A note by Victor Horsley published in the British Medical Journal in 1892 described a formulation of \"antiseptic wax\" having seven parts beeswax, one part almond oils, and 1% salicylic acid. The material was useful for controlling bleeding when pressed into the pores and channels of cut or damaged bone. The wax was sterilized by boiling and kept in stoppered bottles. This material soon became the standard of care for bleeding control in bone for general orthopedics, craniomaxillofacial surgery, and cardiothoracic surgery, where the sternum is often split longitudinally to provide access to the heart.
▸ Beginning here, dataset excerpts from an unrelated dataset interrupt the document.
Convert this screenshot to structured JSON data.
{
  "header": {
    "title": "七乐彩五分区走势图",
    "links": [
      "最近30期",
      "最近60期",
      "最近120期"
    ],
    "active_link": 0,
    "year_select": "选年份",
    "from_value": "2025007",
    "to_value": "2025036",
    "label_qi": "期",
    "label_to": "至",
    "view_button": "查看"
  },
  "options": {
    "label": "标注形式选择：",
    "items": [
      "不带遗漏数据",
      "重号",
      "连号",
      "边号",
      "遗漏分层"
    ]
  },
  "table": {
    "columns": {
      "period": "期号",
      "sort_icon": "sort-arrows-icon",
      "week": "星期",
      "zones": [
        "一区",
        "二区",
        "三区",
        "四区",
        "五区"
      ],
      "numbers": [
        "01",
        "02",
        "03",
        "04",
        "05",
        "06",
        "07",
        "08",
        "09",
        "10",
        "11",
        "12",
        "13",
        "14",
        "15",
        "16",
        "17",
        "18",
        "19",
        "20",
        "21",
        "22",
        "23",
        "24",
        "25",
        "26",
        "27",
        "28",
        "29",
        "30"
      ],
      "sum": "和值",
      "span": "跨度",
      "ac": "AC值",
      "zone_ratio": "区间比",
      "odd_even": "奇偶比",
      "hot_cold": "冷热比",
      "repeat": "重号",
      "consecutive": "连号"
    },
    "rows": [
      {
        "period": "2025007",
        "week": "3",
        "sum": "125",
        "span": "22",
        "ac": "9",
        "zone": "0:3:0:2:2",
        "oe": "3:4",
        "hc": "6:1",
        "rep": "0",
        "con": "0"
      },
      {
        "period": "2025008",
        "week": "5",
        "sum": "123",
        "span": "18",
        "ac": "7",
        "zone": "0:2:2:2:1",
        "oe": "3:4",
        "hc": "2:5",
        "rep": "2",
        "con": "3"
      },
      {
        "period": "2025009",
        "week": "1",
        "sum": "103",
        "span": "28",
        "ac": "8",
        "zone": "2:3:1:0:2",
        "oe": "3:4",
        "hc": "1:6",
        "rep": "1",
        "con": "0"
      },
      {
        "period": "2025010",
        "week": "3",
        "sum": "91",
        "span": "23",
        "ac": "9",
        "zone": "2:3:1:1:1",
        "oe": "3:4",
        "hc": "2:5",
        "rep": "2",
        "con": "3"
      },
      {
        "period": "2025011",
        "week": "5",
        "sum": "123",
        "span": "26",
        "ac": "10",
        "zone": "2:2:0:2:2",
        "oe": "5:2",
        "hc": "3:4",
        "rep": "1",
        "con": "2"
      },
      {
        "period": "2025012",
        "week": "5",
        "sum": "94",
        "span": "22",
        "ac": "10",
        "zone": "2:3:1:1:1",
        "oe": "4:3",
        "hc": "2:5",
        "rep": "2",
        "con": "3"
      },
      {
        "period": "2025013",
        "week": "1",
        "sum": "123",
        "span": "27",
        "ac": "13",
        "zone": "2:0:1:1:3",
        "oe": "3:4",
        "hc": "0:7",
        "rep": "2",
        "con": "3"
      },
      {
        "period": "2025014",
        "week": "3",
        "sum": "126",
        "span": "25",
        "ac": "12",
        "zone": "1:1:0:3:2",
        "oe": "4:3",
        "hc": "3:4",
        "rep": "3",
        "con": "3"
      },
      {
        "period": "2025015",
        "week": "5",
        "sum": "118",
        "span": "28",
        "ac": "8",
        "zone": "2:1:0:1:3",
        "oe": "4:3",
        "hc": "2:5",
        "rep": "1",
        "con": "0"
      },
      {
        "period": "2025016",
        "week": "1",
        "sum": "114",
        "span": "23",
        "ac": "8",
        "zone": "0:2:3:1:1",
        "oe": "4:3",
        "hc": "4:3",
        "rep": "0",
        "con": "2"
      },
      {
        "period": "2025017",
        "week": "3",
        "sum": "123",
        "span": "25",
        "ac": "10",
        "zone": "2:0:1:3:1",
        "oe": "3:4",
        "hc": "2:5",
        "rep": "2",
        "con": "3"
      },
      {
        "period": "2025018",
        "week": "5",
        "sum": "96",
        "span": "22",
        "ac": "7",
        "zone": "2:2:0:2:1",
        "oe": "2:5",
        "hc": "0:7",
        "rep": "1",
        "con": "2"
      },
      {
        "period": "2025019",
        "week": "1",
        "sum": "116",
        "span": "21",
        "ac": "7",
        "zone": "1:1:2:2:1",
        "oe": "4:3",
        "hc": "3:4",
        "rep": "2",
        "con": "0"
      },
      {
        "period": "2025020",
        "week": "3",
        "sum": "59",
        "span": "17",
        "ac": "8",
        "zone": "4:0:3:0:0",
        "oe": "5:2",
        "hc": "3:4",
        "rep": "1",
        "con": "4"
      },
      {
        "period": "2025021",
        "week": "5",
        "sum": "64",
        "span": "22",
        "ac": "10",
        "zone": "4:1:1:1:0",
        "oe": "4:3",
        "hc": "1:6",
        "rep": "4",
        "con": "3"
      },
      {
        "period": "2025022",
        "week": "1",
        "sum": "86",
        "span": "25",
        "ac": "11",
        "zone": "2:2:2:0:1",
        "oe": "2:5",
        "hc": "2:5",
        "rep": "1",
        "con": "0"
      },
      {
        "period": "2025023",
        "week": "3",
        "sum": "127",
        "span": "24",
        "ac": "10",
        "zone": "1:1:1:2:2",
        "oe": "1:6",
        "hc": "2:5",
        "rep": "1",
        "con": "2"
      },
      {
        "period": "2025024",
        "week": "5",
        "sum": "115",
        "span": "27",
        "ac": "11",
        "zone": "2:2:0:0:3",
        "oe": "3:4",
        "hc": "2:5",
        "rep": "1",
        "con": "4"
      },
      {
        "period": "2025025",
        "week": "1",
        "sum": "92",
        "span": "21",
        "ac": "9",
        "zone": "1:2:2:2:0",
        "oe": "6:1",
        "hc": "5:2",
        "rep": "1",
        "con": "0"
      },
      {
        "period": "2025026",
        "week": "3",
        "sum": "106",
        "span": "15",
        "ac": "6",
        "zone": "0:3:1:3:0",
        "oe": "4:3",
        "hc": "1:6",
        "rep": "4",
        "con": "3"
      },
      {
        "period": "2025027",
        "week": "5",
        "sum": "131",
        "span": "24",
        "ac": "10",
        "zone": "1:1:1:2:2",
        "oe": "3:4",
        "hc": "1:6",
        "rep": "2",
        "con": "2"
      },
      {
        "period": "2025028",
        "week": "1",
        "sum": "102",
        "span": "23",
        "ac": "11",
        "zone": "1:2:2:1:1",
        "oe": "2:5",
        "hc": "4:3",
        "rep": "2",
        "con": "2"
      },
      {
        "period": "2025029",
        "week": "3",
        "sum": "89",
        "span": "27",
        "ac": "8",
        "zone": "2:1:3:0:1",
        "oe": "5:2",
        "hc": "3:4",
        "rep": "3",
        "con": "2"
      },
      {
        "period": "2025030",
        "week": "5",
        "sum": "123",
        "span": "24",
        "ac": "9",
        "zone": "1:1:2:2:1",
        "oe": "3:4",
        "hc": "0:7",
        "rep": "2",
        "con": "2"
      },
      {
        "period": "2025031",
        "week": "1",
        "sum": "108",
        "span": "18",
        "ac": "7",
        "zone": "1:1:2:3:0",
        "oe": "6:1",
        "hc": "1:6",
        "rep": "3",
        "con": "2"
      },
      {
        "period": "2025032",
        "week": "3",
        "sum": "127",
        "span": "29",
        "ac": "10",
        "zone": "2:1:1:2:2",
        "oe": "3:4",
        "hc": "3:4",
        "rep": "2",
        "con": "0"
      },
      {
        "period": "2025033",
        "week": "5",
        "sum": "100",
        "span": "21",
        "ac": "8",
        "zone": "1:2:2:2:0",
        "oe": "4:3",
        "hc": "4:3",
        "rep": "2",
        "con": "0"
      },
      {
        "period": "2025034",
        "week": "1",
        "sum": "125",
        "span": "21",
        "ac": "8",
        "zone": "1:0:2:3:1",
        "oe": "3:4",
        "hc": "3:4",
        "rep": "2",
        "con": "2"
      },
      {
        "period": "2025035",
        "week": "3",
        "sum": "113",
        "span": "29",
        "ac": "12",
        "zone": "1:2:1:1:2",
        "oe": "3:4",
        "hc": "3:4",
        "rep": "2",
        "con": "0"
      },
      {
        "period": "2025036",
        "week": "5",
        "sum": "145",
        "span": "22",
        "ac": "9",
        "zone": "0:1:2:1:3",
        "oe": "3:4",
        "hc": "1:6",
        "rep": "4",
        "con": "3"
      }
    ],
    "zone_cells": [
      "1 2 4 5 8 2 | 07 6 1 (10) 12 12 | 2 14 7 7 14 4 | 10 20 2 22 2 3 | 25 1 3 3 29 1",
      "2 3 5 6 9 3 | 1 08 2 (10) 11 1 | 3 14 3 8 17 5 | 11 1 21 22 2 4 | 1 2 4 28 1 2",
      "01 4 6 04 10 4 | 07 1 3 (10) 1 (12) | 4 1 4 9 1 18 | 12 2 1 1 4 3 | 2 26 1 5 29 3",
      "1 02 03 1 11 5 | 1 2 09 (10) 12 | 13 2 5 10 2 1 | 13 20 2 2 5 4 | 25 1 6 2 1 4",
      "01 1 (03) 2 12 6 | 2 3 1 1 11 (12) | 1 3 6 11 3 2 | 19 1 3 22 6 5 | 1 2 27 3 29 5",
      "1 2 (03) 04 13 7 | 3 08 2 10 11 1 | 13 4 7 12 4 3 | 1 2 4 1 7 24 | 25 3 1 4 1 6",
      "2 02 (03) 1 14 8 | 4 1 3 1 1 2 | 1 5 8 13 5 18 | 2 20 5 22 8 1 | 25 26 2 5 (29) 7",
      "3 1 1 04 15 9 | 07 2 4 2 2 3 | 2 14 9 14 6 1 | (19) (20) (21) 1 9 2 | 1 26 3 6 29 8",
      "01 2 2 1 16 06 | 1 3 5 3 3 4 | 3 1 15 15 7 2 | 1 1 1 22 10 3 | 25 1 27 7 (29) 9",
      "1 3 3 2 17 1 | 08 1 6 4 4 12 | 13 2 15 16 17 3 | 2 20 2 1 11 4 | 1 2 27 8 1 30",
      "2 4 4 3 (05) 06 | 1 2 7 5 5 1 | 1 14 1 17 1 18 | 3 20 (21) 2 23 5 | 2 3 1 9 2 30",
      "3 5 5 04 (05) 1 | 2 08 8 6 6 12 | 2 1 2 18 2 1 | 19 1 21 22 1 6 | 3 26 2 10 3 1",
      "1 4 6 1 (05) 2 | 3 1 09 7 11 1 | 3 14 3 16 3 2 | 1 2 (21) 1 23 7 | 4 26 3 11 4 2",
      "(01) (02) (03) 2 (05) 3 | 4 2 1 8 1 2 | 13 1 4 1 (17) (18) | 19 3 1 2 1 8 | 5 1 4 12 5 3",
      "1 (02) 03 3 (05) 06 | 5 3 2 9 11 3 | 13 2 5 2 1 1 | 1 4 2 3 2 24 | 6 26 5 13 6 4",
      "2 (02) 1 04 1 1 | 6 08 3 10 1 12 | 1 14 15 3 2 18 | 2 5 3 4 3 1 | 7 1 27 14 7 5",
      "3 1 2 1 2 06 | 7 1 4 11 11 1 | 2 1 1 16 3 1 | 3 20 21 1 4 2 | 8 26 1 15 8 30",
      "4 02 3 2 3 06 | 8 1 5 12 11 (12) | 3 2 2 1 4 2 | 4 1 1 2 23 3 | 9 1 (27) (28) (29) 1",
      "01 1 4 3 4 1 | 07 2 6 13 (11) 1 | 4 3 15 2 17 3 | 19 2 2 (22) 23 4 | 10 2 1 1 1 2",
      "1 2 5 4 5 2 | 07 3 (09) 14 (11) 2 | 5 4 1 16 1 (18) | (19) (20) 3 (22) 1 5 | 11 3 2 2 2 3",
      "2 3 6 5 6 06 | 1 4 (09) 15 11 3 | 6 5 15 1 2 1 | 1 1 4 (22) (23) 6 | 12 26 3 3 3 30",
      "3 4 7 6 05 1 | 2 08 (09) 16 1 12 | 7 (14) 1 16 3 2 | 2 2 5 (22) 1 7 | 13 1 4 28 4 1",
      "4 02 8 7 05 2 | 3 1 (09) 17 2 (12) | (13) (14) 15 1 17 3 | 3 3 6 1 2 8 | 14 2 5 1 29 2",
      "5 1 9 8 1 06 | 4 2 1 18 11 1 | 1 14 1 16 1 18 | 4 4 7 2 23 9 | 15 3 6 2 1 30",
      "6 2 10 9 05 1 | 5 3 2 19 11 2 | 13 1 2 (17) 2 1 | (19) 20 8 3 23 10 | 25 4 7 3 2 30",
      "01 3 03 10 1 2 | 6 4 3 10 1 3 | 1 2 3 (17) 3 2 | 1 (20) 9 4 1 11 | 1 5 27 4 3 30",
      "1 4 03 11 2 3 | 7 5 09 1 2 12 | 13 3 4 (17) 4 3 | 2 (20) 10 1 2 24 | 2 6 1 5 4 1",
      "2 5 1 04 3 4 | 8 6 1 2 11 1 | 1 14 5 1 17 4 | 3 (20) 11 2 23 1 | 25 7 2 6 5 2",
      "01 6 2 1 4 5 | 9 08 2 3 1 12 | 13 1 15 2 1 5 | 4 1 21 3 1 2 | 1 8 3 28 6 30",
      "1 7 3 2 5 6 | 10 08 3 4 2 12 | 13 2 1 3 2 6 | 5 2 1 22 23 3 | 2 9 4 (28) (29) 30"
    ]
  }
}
Ordinary bone wax is effective by virtue of its tamponade action, but is considered to have no active hemostatic properties (i.e. does not activate the blood clotting cascade). In addition, bone wax is not soluble in the bodily fluids and thus remains at the site of implantation for long periods of time, if not indefinitely. The portion of traditional bone wax that departs the implant site is most likely carried away through the action of the foreign body response and is associated with a low-grade inflammatory response at and near the implant site. The residual product can also potentially serve as a nidus for post-operative infection.
Modern day bone wax is commercially available in substantially non-absorbable formulations similar to Horsley\'s original composition, as well as in absorbable/resorbable formats. Most are available as a firm wax in stick form that must be softened by kneading prior to use.
More recent advances have led to the introduction of a bone hemostat in putty format. Hemostatic putties act via tamponade in the same way as the stick waxes, but are ready to use and eliminate the requirement to soften the product prior to use.